My boys like to play jokes on me. These jokes aren't really mean, but they do raise my blood pressure about 20 points. In a nutshell, they like me to think they got in trouble in school.

For example, once when Lucas got home from school, he slammed a piece of yellow paper down on the table next to me, and stomped out of the room. The paper was a "think sheet"--a teacher-issued citation that is given to a student when he commits a minor to moderate infraction at school. The parent must sign the sheet and return it. Receipt of too many think sheets would warrant a parent-student meeting with the principal.

The think sheet stated that Lucas had "stolen another child's snack" and "lied to his teacher". I was shocked. He lied AND stole? These are NOT characteristic behaviors for my child. I was also disappointed. If he wanted to have a snack at school, why didn't he just bring one from home?

I called my son back in the room. "Lucas, WHY?" He kept his head down and shrugged. That boy would absolutely not look at me.

As I signed the think sheet, I began to contemplate a suitable punishment. Then I was just about to give the paper back to Lucas when I took one last look: "Wait a minute!!!!" When he saw that I had figured him out, Lucas released his bottled up laughter.

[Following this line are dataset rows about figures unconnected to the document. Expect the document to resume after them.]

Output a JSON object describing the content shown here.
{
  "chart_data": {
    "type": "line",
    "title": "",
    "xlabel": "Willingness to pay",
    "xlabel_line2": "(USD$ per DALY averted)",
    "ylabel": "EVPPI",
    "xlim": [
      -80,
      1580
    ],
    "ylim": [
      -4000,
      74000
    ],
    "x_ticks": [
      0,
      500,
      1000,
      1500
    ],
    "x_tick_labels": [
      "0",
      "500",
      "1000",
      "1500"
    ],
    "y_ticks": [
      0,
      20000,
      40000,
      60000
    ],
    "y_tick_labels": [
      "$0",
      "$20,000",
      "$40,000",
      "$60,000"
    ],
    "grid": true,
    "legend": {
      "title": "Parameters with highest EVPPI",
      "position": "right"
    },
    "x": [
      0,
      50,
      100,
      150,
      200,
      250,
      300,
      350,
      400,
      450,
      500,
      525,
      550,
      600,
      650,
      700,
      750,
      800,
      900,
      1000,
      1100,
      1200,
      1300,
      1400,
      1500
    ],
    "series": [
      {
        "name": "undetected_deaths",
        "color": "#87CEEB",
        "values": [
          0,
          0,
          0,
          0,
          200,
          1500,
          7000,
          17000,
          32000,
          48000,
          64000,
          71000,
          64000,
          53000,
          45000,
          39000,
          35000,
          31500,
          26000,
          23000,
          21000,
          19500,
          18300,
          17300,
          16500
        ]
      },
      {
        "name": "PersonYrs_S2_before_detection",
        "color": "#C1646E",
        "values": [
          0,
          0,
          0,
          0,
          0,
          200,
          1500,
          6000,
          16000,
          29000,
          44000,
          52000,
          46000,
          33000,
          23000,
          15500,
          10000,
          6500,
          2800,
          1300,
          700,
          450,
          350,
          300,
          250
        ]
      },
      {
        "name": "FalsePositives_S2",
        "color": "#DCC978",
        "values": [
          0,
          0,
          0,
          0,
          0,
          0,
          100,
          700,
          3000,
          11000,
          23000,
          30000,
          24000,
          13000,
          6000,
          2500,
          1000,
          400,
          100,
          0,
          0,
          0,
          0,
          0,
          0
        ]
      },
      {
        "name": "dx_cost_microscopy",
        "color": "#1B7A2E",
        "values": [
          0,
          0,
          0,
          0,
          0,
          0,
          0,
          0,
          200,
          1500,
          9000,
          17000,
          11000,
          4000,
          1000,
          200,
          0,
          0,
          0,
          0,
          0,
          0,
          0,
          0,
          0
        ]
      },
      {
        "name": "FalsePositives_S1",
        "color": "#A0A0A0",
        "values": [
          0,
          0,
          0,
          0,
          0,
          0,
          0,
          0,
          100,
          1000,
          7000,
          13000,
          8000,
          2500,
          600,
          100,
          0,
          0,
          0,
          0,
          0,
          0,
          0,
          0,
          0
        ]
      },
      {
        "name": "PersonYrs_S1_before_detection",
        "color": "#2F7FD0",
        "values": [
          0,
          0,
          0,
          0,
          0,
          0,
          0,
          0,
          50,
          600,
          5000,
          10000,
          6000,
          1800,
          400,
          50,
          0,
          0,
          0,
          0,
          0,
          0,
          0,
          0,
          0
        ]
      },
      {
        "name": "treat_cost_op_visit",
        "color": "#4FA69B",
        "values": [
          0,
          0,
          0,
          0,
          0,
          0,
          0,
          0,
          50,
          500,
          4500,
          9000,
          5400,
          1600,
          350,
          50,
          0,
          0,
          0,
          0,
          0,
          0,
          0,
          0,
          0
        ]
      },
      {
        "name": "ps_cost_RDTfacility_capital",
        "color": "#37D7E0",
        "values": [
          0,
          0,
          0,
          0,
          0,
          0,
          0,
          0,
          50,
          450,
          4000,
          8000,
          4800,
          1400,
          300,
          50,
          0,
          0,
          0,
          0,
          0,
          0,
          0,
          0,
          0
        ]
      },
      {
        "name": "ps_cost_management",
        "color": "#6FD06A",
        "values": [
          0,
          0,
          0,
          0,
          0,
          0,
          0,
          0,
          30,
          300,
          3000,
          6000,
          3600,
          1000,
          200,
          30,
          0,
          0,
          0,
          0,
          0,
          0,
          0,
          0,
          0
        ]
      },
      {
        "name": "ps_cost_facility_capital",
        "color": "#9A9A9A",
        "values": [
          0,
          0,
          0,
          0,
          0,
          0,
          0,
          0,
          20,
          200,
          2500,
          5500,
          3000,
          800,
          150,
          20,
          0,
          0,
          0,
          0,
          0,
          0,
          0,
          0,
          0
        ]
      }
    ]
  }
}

The think sheet had been left on the bus by the real lying snack thief. Lucas had erased the boy's name and replaced it with his own.

Tomorrow: Kyle's prank.

Sunday, March 02, 2008

Sunday Dishes: Protest!

I'm often told I have too many dishes. I wholeheartedly dispute that claim.

Last night at 6:30, we ran out of clean dinner plates.

Here's the empty hole where the plates are supposed to live.

This simply can't continue. More dishes must be bought at once!